We’ve been hearing about how drone-based deliveries will be taking over from our friendly mail carriers for some time now. Amazon, the retail giant, has most famously promised us the technology—to be launched sometime in the future.
Well, it sounds like Amazon has been beaten to the post—or the mailbox.
A startup called Flirtey has conducted the first real-world demonstration of drone delivery.
The drone carried 10 pounds of medicine to a free rural health clinic in Virginia. What’s more, it did the deed multiple times. And it was sanctioned by the U.S. government.
Australia-originating Flirtey, now based in Nevada, partnered with Virginia Tech and the U.S. Federal Aviation Administration to conduct what it calls “the first approved U.S. drone delivery.” It made the claim on its Twitter feed.
It says it delivered 24 medical packages to patients in Wise County, Virginia. The company also posted video of its first drone delivery.
Flirtey’s drone is a carbon-fiber hexacopter with a 10-mile range, according to Startup Daily. The drone weighs 10 pounds.
A hexacopter has more arms and motors than the usual quadcopter you see being flown by hobbyists. The extra motors allow for greater payload capacity.
In this case, the drone lowered its cargo by tether—which is just one way to do it.
I’ve seen an alternative, which was a payload demonstration where the drone pilot remotely releases a catch and allows a padded package to fall to the ground. In that case, it was a Search and Rescue emergency medical supply kit.
The Flirtey deliveries took place in Wise, Virginia, on one day in July. The county is notable for having 22% of its population below the poverty level, according to census figures. That compares with 11% for Virginia as a whole and 15% nationally.
The one-day clinic there typically serves 1,500 patients, according to the Roanoke Star. It runs out of supplies sometimes, and so it needs speedy deliveries.
This year, the clinic used a combination of a remotely piloted fixed-wing aircraft to transport medicine from a supplying pharmacy. It then used the multirotor drone for the last-mile, airport-to-field location.

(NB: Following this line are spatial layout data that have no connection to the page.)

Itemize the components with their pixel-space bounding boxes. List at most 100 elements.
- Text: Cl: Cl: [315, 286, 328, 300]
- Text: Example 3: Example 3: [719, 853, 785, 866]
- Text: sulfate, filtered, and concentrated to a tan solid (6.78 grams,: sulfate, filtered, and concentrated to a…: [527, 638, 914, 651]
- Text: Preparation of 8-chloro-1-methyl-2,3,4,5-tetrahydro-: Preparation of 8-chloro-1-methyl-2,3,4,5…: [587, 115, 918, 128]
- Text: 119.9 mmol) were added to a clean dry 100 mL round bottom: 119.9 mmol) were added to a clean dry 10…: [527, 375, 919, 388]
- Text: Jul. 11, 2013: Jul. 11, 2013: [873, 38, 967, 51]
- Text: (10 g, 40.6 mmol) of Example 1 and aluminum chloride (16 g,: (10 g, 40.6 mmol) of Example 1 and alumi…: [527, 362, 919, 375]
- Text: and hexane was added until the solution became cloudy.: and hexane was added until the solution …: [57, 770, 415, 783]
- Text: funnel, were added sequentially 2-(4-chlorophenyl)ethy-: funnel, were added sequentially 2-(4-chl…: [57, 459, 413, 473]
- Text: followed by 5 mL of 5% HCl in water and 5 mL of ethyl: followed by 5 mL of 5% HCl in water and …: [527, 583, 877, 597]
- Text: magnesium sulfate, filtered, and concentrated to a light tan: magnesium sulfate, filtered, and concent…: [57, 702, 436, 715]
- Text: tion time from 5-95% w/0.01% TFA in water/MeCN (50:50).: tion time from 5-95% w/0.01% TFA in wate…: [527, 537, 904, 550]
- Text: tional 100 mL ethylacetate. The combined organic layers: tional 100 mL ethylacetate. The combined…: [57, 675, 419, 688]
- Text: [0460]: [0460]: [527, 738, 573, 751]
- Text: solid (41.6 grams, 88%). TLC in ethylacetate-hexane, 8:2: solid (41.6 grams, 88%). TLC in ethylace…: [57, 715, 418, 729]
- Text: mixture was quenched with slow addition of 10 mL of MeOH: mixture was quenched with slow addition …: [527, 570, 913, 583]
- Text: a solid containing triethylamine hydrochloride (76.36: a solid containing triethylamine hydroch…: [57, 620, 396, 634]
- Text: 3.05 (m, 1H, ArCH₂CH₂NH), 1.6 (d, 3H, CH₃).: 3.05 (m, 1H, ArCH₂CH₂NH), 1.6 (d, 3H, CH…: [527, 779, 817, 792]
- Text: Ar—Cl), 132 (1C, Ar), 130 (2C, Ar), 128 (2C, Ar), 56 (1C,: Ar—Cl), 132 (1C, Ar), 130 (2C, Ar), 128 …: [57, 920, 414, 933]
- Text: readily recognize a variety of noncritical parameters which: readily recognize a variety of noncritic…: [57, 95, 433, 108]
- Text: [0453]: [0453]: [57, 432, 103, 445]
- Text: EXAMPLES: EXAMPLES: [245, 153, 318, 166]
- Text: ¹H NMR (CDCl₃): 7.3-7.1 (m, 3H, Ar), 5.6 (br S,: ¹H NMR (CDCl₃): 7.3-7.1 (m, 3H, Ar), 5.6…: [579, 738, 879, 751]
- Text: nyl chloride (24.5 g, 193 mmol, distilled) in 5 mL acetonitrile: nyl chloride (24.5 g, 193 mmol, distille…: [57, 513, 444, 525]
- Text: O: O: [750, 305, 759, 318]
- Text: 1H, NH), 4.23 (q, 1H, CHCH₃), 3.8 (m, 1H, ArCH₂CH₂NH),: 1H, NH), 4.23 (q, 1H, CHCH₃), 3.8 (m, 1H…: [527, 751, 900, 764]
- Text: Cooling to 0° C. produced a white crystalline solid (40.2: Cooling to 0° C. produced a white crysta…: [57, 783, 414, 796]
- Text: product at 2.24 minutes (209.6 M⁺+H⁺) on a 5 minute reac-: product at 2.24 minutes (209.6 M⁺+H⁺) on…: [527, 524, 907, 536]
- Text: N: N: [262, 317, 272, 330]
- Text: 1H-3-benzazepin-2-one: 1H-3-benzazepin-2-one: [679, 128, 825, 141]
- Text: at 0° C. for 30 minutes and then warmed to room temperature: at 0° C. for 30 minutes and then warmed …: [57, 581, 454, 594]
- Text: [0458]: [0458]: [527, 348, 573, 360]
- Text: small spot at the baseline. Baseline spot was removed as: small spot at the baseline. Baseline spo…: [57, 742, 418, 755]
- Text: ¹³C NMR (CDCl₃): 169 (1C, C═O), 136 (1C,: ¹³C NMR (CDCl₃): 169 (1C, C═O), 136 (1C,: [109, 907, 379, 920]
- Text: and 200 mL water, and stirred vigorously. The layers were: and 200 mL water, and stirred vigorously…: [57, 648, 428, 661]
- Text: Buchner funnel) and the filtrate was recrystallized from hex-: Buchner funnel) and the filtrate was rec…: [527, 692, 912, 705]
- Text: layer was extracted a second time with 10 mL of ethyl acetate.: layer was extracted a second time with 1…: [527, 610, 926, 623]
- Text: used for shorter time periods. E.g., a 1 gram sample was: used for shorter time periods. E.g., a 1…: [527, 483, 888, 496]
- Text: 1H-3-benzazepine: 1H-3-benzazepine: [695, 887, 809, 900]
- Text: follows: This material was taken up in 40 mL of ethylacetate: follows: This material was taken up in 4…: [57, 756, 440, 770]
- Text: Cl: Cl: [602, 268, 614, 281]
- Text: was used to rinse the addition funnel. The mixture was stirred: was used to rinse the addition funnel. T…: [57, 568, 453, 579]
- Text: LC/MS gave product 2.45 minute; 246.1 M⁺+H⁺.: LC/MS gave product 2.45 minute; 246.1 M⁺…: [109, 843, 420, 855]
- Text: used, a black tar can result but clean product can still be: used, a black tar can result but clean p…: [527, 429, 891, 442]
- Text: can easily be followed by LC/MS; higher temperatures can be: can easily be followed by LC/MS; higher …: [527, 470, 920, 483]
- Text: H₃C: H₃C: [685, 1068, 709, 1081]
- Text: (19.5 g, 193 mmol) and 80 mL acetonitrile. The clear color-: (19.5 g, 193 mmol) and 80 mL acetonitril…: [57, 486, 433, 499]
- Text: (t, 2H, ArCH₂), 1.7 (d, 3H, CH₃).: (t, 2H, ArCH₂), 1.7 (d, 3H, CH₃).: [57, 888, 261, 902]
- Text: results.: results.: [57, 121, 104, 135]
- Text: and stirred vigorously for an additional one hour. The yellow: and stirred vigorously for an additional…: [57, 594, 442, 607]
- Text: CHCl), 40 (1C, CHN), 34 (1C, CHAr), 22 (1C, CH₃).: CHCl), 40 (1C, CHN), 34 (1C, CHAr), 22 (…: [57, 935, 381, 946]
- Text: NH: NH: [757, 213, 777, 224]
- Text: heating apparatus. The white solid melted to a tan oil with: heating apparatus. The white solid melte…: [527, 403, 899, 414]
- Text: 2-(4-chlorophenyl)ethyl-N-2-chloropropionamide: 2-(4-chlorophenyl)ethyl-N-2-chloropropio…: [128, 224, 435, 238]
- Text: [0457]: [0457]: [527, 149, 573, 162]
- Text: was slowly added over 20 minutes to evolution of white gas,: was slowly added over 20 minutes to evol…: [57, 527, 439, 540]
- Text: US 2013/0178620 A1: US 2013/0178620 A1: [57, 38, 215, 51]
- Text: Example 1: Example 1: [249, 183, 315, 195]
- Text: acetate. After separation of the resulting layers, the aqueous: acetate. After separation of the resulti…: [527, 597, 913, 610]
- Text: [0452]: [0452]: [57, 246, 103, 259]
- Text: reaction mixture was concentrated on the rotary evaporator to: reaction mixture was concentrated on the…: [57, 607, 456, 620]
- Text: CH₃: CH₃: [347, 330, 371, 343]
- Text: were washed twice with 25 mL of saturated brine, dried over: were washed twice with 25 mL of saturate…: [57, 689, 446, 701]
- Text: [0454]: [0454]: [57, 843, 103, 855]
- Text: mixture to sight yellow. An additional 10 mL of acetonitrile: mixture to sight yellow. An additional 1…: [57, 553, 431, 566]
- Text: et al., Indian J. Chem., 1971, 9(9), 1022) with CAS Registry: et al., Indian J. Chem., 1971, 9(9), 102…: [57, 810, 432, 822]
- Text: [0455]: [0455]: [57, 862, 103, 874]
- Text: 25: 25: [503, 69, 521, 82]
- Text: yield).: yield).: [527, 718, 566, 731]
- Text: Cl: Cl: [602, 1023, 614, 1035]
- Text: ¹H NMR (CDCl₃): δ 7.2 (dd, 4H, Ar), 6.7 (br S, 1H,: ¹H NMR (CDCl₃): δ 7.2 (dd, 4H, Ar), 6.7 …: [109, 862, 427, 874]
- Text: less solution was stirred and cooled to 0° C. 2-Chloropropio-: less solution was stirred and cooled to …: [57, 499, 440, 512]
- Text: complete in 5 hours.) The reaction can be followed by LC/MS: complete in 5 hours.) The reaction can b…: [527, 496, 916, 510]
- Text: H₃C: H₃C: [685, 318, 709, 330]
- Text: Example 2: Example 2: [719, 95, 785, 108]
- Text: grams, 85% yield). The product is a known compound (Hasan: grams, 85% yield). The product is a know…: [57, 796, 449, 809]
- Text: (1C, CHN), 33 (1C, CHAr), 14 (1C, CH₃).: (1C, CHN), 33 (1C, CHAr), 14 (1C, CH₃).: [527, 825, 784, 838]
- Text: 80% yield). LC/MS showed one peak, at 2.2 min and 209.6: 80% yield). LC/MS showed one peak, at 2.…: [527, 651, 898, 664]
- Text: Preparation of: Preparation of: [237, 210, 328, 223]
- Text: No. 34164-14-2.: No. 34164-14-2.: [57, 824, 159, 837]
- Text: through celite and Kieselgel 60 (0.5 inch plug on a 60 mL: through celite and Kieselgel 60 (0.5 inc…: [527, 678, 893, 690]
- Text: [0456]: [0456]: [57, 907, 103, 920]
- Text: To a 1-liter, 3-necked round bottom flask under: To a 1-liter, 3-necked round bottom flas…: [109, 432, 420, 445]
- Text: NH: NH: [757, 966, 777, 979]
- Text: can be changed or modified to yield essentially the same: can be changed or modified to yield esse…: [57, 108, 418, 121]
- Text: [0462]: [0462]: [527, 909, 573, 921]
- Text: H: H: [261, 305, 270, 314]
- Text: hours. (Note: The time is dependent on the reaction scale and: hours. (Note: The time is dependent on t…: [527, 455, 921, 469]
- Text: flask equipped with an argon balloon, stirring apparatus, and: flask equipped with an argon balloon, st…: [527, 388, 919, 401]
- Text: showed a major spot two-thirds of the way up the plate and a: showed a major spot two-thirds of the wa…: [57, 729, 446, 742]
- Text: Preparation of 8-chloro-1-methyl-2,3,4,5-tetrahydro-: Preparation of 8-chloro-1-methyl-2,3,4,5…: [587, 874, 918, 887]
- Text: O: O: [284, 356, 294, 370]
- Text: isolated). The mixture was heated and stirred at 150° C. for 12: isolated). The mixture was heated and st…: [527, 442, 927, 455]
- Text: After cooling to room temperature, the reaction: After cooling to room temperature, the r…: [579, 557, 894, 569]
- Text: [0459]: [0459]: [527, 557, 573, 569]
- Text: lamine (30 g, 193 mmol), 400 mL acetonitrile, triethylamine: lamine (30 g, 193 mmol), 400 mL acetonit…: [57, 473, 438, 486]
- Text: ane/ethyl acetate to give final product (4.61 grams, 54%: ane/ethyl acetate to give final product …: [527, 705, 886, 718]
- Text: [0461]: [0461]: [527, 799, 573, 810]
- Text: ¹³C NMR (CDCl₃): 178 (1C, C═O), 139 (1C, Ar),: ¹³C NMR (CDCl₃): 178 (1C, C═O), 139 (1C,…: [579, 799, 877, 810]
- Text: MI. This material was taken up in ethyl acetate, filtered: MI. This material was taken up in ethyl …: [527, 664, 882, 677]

The locals thought it worked out.
“People who need medicine too often have to go without because they live in rural areas where transportation can be a challenge,” said Teresa Gardner, executive director of the Health Wagon, the local healthcare outreach organization involved in the project, according to the Roanoke Star.
There’s still work to be done. In this proof-of-concept, the drone used a pre-defined route in a rural area without many obstacles to avoid. That made it easier to accomplish than it would have been in a major urban area, for example.
Full-time adoption of drone delivery includes solving issues like collision avoidance in the routing of flights. I’ve written about an option for drone collision avoidance before in “New algorithms could keep drones from crashing into people.”
But this shows progress.
“This technology could open so many doors for our patients and our community,” health worker Gardner says.